The Re-Addiction of Fizzy


One of the most irritating things about getting back into comics after about 10 years is the plethora of cool stuff I’ve missed. It’s costing me a fortune to catch up.

Thankfully, there are torrents available on most popular comics so I’ve been able to catch up with a few long running titles I otherwise would never have read.

The availability of these torrents for me at least give the lie to the notion that copyright “piracy” for want of a better expression kills the medium it shares with other users.

I have spent a significant amount of cash recently on titles I would never have bought had it not been for the availability of early issues on the net.

In many ways, comics are the ideal medium for internet sharing. Small and easy to download, comics are also hard to track down if they’ve been out for a while.

A factor that puts people off comics is that fact that when they come to the medium, they feel they’ve missed too much to just dive into most titles – they’ve missed the beginning of the story.

This is a fact acknowledged by Marvel, who deliberately “re-launched” a number of heroes, (most successfully Spiderman) in the “Ultimate” series, a title specifically designed for more casual comic readers. The idea is you can pick any issue up and you won’t have missed too much.

But most titles really have to be read from the beginning, so it’s either expensive trade paperback collections or the even more expensive practice of collecting back issues.

Well, not anymore. I’m sure the availability of comics online is of concern especially to the larger publishers, but as I’ve said about TV in the past, it’s as much an opportunity as it is a problem.

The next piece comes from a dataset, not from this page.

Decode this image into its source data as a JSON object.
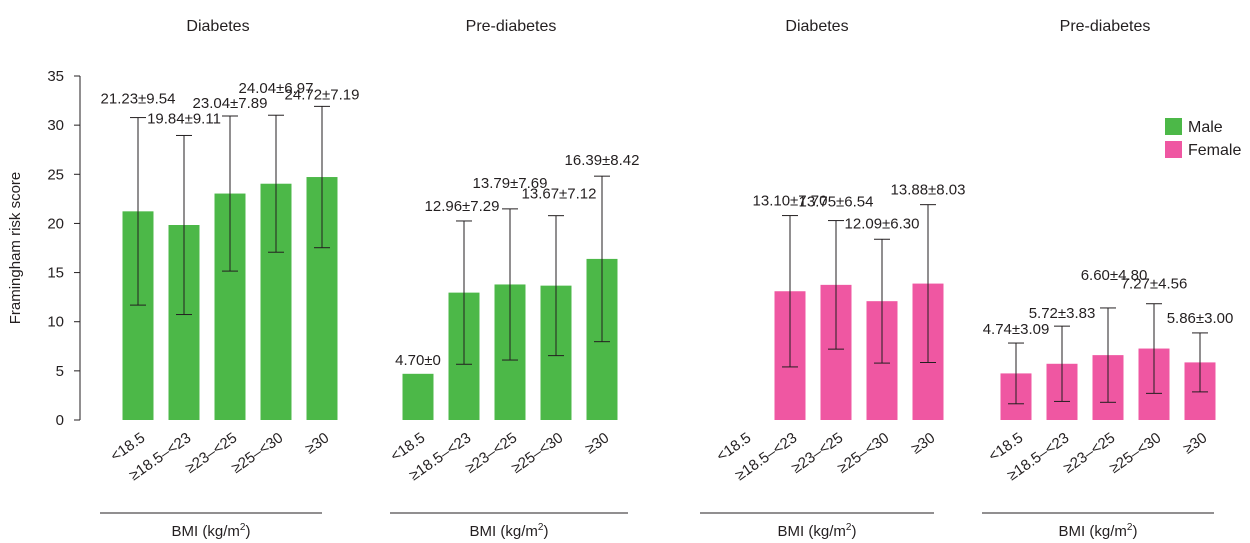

Most of the people in comics who are any good are also fairly prolific. One of the busiest over the last 10 years has been 30 year old writer Brian K. Vaughan.

A film school graduate, Vaughan manages to do all the things that are difficult to pull off effectively in comics extremely well.

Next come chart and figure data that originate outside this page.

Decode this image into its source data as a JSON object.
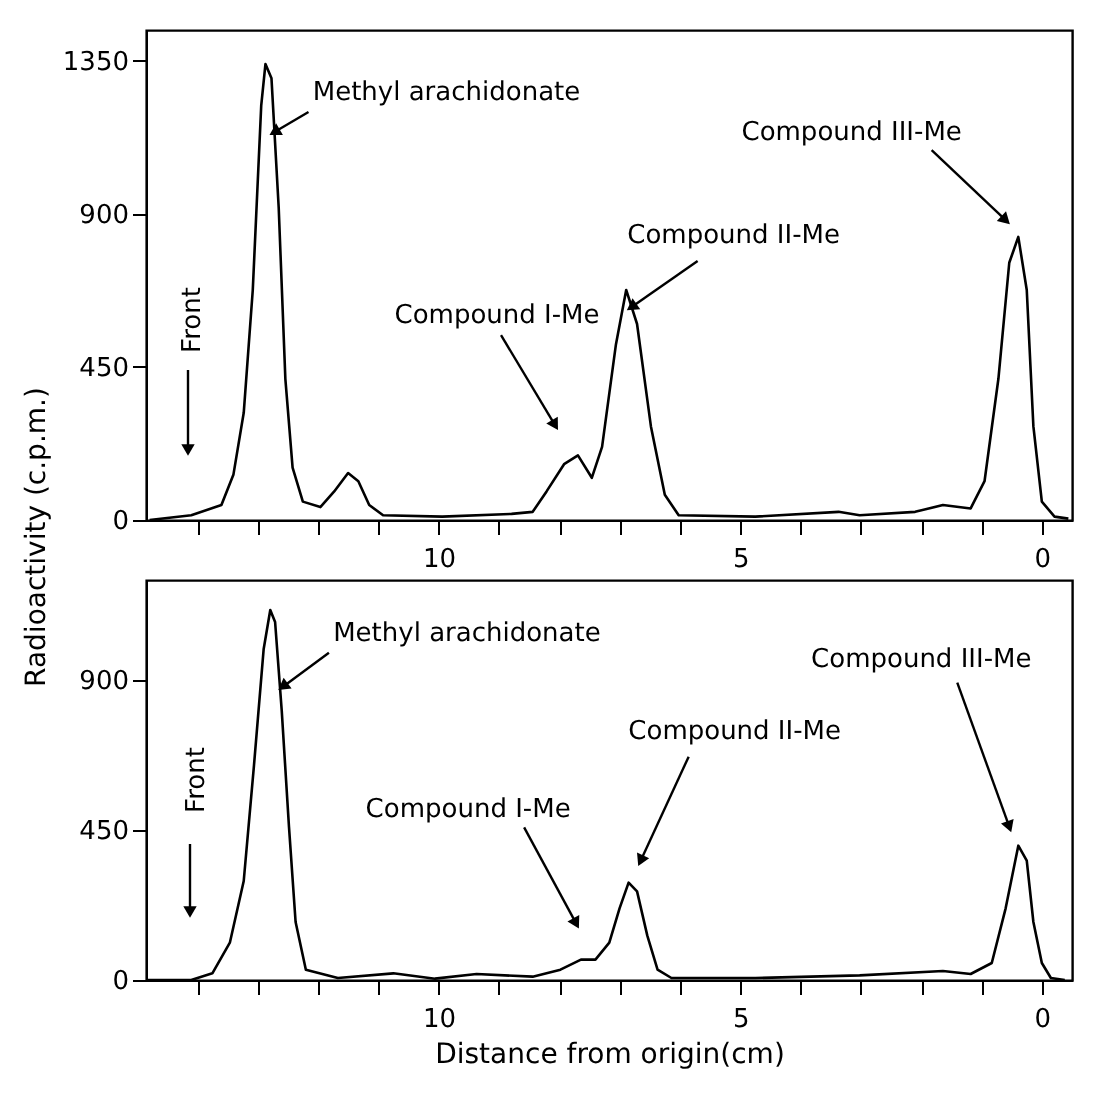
{
  "chart_data": [
    {
      "type": "line",
      "ylabel": "Radioactivity (c.p.m.)",
      "xlim": [
        14.85,
        -0.5
      ],
      "ylim": [
        0,
        1440
      ],
      "xticks": [
        {
          "value": 14,
          "label": null
        },
        {
          "value": 13,
          "label": null
        },
        {
          "value": 12,
          "label": null
        },
        {
          "value": 11,
          "label": null
        },
        10,
        {
          "value": 9,
          "label": null
        },
        {
          "value": 8,
          "label": null
        },
        {
          "value": 7,
          "label": null
        },
        {
          "value": 6,
          "label": null
        },
        5,
        {
          "value": 4,
          "label": null
        },
        {
          "value": 3,
          "label": null
        },
        {
          "value": 2,
          "label": null
        },
        {
          "value": 1,
          "label": null
        },
        0
      ],
      "yticks": [
        0,
        450,
        900,
        1350
      ],
      "x": [
        14.79,
        14.1,
        13.6,
        13.4,
        13.23,
        13.08,
        12.94,
        12.87,
        12.77,
        12.65,
        12.54,
        12.42,
        12.25,
        11.96,
        11.73,
        11.5,
        11.33,
        11.15,
        10.92,
        9.94,
        8.79,
        8.44,
        8.21,
        7.92,
        7.69,
        7.46,
        7.29,
        7.06,
        6.89,
        6.71,
        6.48,
        6.25,
        6.02,
        4.75,
        3.37,
        3.02,
        2.1,
        1.64,
        1.18,
        0.95,
        0.72,
        0.54,
        0.39,
        0.25,
        0.14,
        0,
        -0.21,
        -0.44
      ],
      "series": [
        {
          "color": "#000000",
          "values": [
            0,
            14,
            44,
            134,
            315,
            676,
            1218,
            1340,
            1298,
            917,
            415,
            154,
            54,
            38,
            84,
            138,
            114,
            44,
            14,
            10,
            18,
            24,
            84,
            164,
            190,
            124,
            215,
            516,
            676,
            576,
            275,
            74,
            14,
            10,
            24,
            14,
            24,
            44,
            34,
            114,
            415,
            756,
            832,
            676,
            275,
            54,
            10,
            4
          ]
        }
      ],
      "annotations": [
        {
          "text": "Methyl arachidonate",
          "x": 12.72,
          "y": 1140
        },
        {
          "text": "Compound I-Me",
          "x": 8.07,
          "y": 279
        },
        {
          "text": "Compound II-Me",
          "x": 6.8,
          "y": 626
        },
        {
          "text": "Compound III-Me",
          "x": 0.6,
          "y": 881
        },
        "Front"
      ],
      "grid": false,
      "legend": false,
      "marker": "none",
      "line_style": "solid"
    },
    {
      "type": "line",
      "xlabel": "Distance from origin(cm)",
      "xlim": [
        14.85,
        -0.5
      ],
      "ylim": [
        0,
        1200
      ],
      "xticks": [
        {
          "value": 14,
          "label": null
        },
        {
          "value": 13,
          "label": null
        },
        {
          "value": 12,
          "label": null
        },
        {
          "value": 11,
          "label": null
        },
        10,
        {
          "value": 9,
          "label": null
        },
        {
          "value": 8,
          "label": null
        },
        {
          "value": 7,
          "label": null
        },
        {
          "value": 6,
          "label": null
        },
        5,
        {
          "value": 4,
          "label": null
        },
        {
          "value": 3,
          "label": null
        },
        {
          "value": 2,
          "label": null
        },
        {
          "value": 1,
          "label": null
        },
        0
      ],
      "yticks": [
        0,
        450,
        900
      ],
      "x": [
        14.84,
        14.1,
        13.75,
        13.46,
        13.23,
        13.06,
        12.9,
        12.79,
        12.71,
        12.6,
        12.48,
        12.37,
        12.2,
        11.67,
        10.75,
        10.06,
        9.37,
        8.44,
        7.98,
        7.64,
        7.4,
        7.17,
        7.0,
        6.85,
        6.71,
        6.54,
        6.37,
        6.14,
        4.75,
        3.02,
        1.64,
        1.18,
        0.83,
        0.6,
        0.39,
        0.25,
        0.14,
        0,
        -0.15,
        -0.38
      ],
      "series": [
        {
          "color": "#000000",
          "values": [
            0,
            0,
            20,
            112,
            297,
            644,
            992,
            1110,
            1074,
            808,
            460,
            174,
            31,
            6,
            20,
            4,
            18,
            10,
            31,
            61,
            61,
            112,
            215,
            292,
            266,
            133,
            31,
            6,
            6,
            14,
            27,
            18,
            51,
            215,
            403,
            358,
            174,
            51,
            6,
            0
          ]
        }
      ],
      "annotations": [
        {
          "text": "Methyl arachidonate",
          "x": 12.58,
          "y": 880
        },
        {
          "text": "Compound I-Me",
          "x": 7.72,
          "y": 170
        },
        {
          "text": "Compound II-Me",
          "x": 6.65,
          "y": 358
        },
        {
          "text": "Compound III-Me",
          "x": 0.54,
          "y": 460
        },
        "Front"
      ],
      "grid": false,
      "legend": false,
      "marker": "none",
      "line_style": "solid"
    }
  ]
}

Vaughan has exposed the myth that there is nowhere left to go in super-hero comics and has created three best selling titles with simple yet ingenious high concept premises which illustrate this perfectly.

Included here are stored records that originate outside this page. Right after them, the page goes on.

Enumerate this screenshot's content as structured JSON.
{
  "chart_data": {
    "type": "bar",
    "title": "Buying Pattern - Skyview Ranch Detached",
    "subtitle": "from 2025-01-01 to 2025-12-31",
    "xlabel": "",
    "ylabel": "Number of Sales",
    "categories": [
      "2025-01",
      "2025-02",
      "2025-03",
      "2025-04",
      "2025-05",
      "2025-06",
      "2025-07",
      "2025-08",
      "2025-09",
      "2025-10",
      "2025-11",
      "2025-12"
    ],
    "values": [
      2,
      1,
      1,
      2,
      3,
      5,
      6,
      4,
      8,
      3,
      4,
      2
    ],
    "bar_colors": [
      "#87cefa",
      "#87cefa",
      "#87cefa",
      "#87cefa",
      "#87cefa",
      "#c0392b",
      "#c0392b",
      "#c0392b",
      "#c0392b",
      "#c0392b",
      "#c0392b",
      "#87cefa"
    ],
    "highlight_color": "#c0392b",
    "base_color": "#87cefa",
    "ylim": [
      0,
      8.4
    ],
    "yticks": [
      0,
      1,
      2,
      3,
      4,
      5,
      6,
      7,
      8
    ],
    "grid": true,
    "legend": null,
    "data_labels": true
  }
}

“Ex Machina” asks the question: “What if a superhero felt he could do more good as a politician?”

“Runaways” asks: “What if a bunch of teenagers found out that their parents were an evil cabal of super-villains?”

And “Y: The Last Man” asks: “What if you really were the last man on earth?”

All these fun ideas could still be shit as comics of course, but Vaughan is also an adept and witty writer of dialogue and has been blessed with the rare skill of being able to genuinely develop individual characters in the pacy manner the limited pallet of the 24 page regular comic book demands.

I haven’t read many comics books where all the bases have been covered quite so well.

Media icon Joss Whedon agrees with me there and is set to take over writing duties on “Runaways” in the near future after his successful stint on his own X title, “Astonishing X Men”.

I’ve also just finished reading an impressive run of “Powers” by Brian Michael Bendis and Michael Avon Oeming.

I’ve said before I was a bit non-plussed by this much-hyped title when I read it initially, but the scope and imagination involved in the “Forever” storyline blew me away. The writing in this instance more than matches the clever stylistic touches it always had and took the whole series on to a new level.

I’ve recently finagled a bunch of Bendis’ “Daredevil” run which I’m looking forward to reading now all the more.